Laure Faget

Pourquoi cette approche ?

Je suis devenue médiatrice parce que j’ai été confrontée à des situations où le conflit, l’agressivité et la violence en sont arrivés à réduire l’humain à sa pire version de lui même. Et que dans ces cas de figure là, ce sont bien souvent d’autres humains qui prennent le relais, décidant et agissant en leur nom et à leur place pour choisir des solutions venant de l’extérieur.
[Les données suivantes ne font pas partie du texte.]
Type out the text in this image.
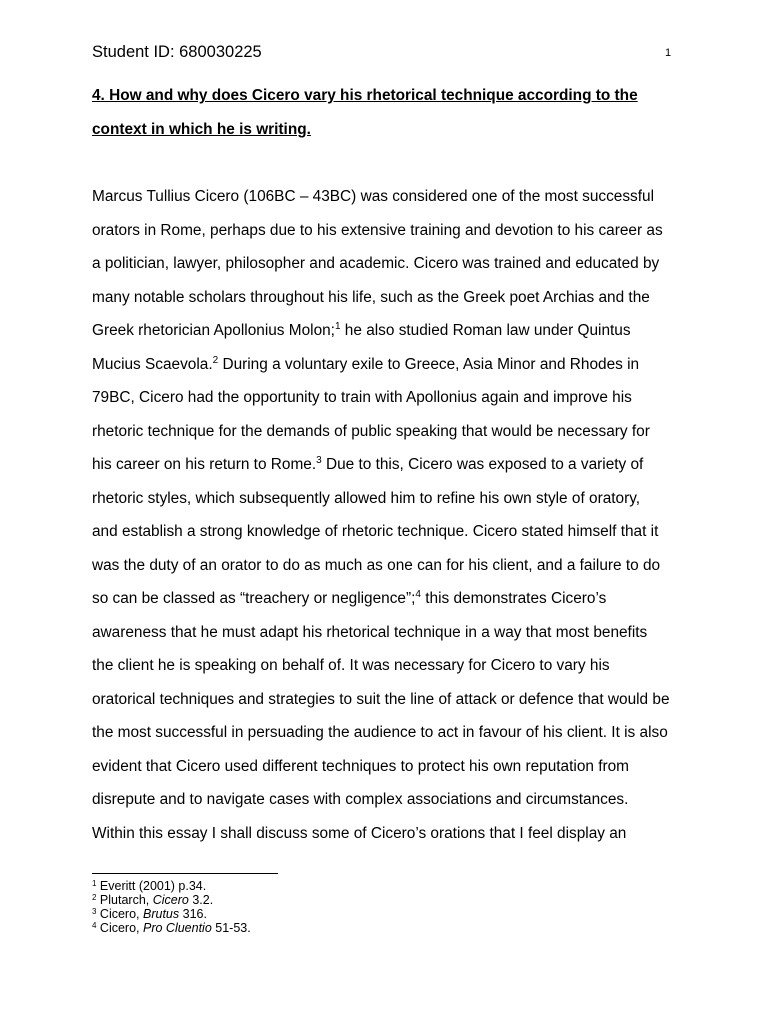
Student ID: 680030225	1
4. How and why does Cicero vary his rhetorical technique according to the
context in which he is writing.
Marcus Tullius Cicero (106BC – 43BC) was considered one of the most successful
orators in Rome, perhaps due to his extensive training and devotion to his career as
a politician, lawyer, philosopher and academic. Cicero was trained and educated by
many notable scholars throughout his life, such as the Greek poet Archias and the
Greek rhetorician Apollonius Molon;$^1$ he also studied Roman law under Quintus
Mucius Scaevola.$^2$ During a voluntary exile to Greece, Asia Minor and Rhodes in
79BC, Cicero had the opportunity to train with Apollonius again and improve his
rhetoric technique for the demands of public speaking that would be necessary for
his career on his return to Rome.$^3$ Due to this, Cicero was exposed to a variety of
rhetoric styles, which subsequently allowed him to refine his own style of oratory,
and establish a strong knowledge of rhetoric technique. Cicero stated himself that it
was the duty of an orator to do as much as one can for his client, and a failure to do
so can be classed as “treachery or negligence”;$^4$ this demonstrates Cicero’s
awareness that he must adapt his rhetorical technique in a way that most benefits
the client he is speaking on behalf of. It was necessary for Cicero to vary his
oratorical techniques and strategies to suit the line of attack or defence that would be
the most successful in persuading the audience to act in favour of his client. It is also
evident that Cicero used different techniques to protect his own reputation from
disrepute and to navigate cases with complex associations and circumstances.
Within this essay I shall discuss some of Cicero’s orations that I feel display an
$^1$ Everitt (2001) p.34.
$^2$ Plutarch, Cicero 3.2.
$^3$ Cicero, Brutus 316.
$^4$ Cicero, Pro Cluentio 51-53.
Alors que toutes les solutions se trouvent justement à l’intérieur. « Faire à la place de » est plus simple que d’ « accompagner vers » mais c’est pourtant cette deuxième option que j’ai choisie.
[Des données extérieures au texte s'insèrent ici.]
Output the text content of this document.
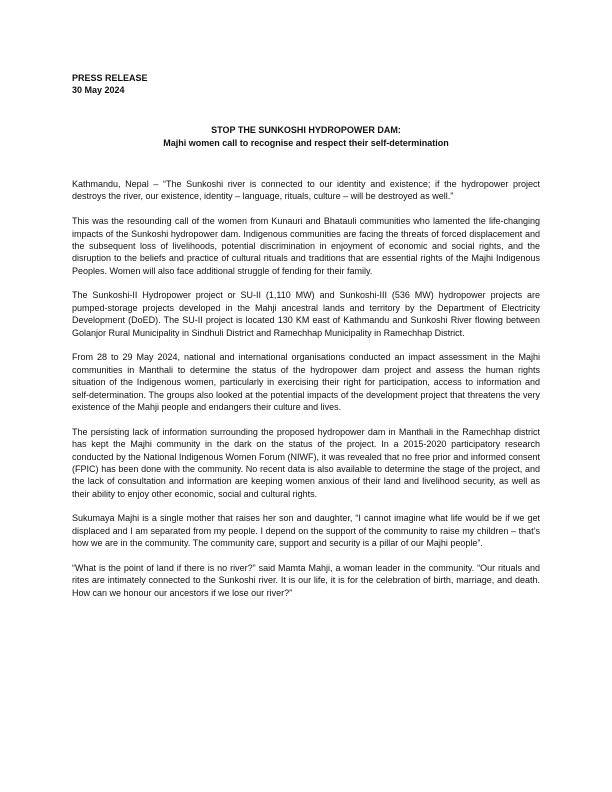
PRESS RELEASE

30 May 2024

STOP THE SUNKOSHI HYDROPOWER DAM:

Majhi women call to recognise and respect their self-determination

Kathmandu, Nepal – “The Sunkoshi river is connected to our identity and existence; if the hydropower project destroys the river, our existence, identity – language, rituals, culture – will be destroyed as well.”

This was the resounding call of the women from Kunauri and Bhatauli communities who lamented the life-changing impacts of the Sunkoshi hydropower dam. Indigenous communities are facing the threats of forced displacement and the subsequent loss of livelihoods, potential discrimination in enjoyment of economic and social rights, and the disruption to the beliefs and practice of cultural rituals and traditions that are essential rights of the Majhi Indigenous Peoples. Women will also face additional struggle of fending for their family.

The Sunkoshi-II Hydropower project or SU-II (1,110 MW) and Sunkoshi-III (536 MW) hydropower projects are pumped-storage projects developed in the Mahji ancestral lands and territory by the Department of Electricity Development (DoED). The SU-II project is located 130 KM east of Kathmandu and Sunkoshi River flowing between Golanjor Rural Municipality in Sindhuli District and Ramechhap Municipality in Ramechhap District.

From 28 to 29 May 2024, national and international organisations conducted an impact assessment in the Majhi communities in Manthali to determine the status of the hydropower dam project and assess the human rights situation of the Indigenous women, particularly in exercising their right for participation, access to information and self-determination. The groups also looked at the potential impacts of the development project that threatens the very existence of the Mahji people and endangers their culture and lives.

The persisting lack of information surrounding the proposed hydropower dam in Manthali in the Ramechhap district has kept the Majhi community in the dark on the status of the project. In a 2015-2020 participatory research conducted by the National Indigenous Women Forum (NIWF), it was revealed that no free prior and informed consent (FPIC) has been done with the community. No recent data is also available to determine the stage of the project, and the lack of consultation and information are keeping women anxious of their land and livelihood security, as well as their ability to enjoy other economic, social and cultural rights.

Sukumaya Majhi is a single mother that raises her son and daughter, “I cannot imagine what life would be if we get displaced and I am separated from my people. I depend on the support of the community to raise my children – that’s how we are in the community. The community care, support and security is a pillar of our Majhi people”.

“What is the point of land if there is no river?” said Mamta Mahji, a woman leader in the community. “Our rituals and rites are intimately connected to the Sunkoshi river. It is our life, it is for the celebration of birth, marriage, and death. How can we honour our ancestors if we lose our river?”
J’ai trouvé dans la médiation une technique aux résultats bluffants qui permet à chacune des parties d’être entendue, reconnue dans ses besoins profonds et de faire émerger par elle même ce qui lui semble pertinent et juste dans la situation en présence. Accompagner vers davantage de compréhension mutuelle, vers une véritable écoute de l’autre, vers l’émergence de solutions qui – puisqu’elles viennent des parties elles mêmes – sont beaucoup plus faciles et légitimes à appliquer par la suite. Grâce à cette technique, j’ai vu des transformations incroyables: des personnes qui retrouvent le goût pour communiquer après des années de silence; des individus qui se réconcilient; des entreprises qui améliorent significativement leur climat de travail. Je suis toujours épatée de voir les ressources qu’a une personne – même en situation conflictuelle – pour créer son propre chemin de résilience.

Quel chemin parcouru ?

Diplômée en sciences politiques et en droit, disposant de plusieurs masters spécialisés dans les droits de l’homme et l’action humanitaire, j’ai réalisé plusieurs missions humanitaires dans des contextes délicats. La protection de l’enfance, la justice juvénile restauratrice ainsi que la gestion non violente des conflits comptaient parmi mes domaines d’interventions principaux.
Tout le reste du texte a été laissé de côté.